Bantuan tersebut disalurkan secara bertahap. Pada tahap pertama, BAZNAS menyerahkan uang tunai sebesar Rp10 juta beserta paket sembako kepada korban, Selasa (23/6/2026).
Ketua BAZNAS Sumenep, Ahmad Rahman, mengatakan bantuan itu merupakan bentuk kepedulian terhadap warga yang tertimpa musibah sekaligus upaya membantu korban agar dapat kembali memiliki hunian yang layak.
“Pada tahap awal ini kami menyerahkan bantuan uang tunai Rp10 juta beserta sembako. Sisanya akan disalurkan setelah ada progres pembangunan rumah,” kata Ahmad Rahman.
Ia menjelaskan, total bantuan yang diberikan mencapai Rp20 juta.
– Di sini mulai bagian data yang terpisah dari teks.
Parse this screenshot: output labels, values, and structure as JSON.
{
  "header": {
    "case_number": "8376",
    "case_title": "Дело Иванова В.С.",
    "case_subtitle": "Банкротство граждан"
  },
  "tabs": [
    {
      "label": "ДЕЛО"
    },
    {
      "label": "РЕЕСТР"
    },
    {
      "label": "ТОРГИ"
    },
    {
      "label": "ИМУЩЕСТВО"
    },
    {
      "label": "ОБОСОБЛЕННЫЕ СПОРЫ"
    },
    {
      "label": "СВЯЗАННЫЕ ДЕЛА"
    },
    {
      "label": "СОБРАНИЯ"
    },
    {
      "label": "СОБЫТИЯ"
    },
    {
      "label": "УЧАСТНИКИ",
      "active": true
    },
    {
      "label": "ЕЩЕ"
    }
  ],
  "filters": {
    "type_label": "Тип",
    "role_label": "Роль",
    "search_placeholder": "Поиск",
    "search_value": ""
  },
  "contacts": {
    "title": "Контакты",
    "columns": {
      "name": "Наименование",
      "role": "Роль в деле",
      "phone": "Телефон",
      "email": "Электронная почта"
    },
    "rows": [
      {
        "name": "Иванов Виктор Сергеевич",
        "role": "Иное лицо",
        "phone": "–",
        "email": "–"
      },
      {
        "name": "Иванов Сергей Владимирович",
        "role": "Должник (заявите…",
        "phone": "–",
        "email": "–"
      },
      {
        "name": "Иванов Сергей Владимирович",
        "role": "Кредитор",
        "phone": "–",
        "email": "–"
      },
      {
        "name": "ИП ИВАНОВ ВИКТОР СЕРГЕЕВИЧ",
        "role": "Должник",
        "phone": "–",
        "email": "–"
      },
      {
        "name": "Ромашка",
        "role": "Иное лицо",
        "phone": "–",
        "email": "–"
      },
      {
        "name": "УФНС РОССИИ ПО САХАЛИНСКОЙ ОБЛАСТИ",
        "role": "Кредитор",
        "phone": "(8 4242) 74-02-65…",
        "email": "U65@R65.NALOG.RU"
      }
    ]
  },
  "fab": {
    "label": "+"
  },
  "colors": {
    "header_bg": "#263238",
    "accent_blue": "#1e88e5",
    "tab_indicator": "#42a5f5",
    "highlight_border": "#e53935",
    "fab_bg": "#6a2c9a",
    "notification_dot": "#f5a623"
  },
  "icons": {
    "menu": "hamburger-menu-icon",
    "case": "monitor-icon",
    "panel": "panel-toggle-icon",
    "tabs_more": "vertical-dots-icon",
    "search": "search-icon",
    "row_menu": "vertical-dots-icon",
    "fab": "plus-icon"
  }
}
Penyalurannya dilakukan secara bertahap agar proses pembangunan rumah dapat berjalan optimal dan sesuai kebutuhan di lapangan.
Rumah milik Mojia diketahui ambruk pada Senin (8/6/2026) sekitar pukul 11.00 WIB. Peristiwa tersebut terjadi secara tiba-tiba meski saat itu cuaca dalam kondisi cerah tanpa hujan maupun angin kencang.
Warga setempat menduga rumah yang telah berdiri selama puluhan tahun itu roboh akibat kondisi bangunan yang sudah rapuh dan termakan usia.
Sebelum bantuan dari BAZNAS disalurkan, Badan Penanggulangan Bencana Daerah (BPBD) Kabupaten Sumenep telah lebih dulu memberikan bantuan darurat berupa terpal, cangkul, sekop, susu, sembako, pakaian, dan kebutuhan lainnya untuk membantu korban pascakejadian.
Lebih lanjut Ahmad Rahman berharap bantuan yang diberikan dapat mempercepat proses pembangunan kembali rumah korban sekaligus meringankan beban keluarga yang terdampak musibah.
Menurutnya, penyaluran bantuan tersebut juga menjadi bagian dari komitmen BAZNAS Sumenep dalam mengoptimalkan pengelolaan dana zakat, infak, dan sedekah untuk membantu masyarakat yang membutuhkan, khususnya warga kurang mampu yang sedang menghadapi kesulitan.
Dengan adanya dukungan tersebut, Mojia dan keluarganya diharapkan dapat segera kembali menempati rumah yang aman, nyaman, dan layak huni.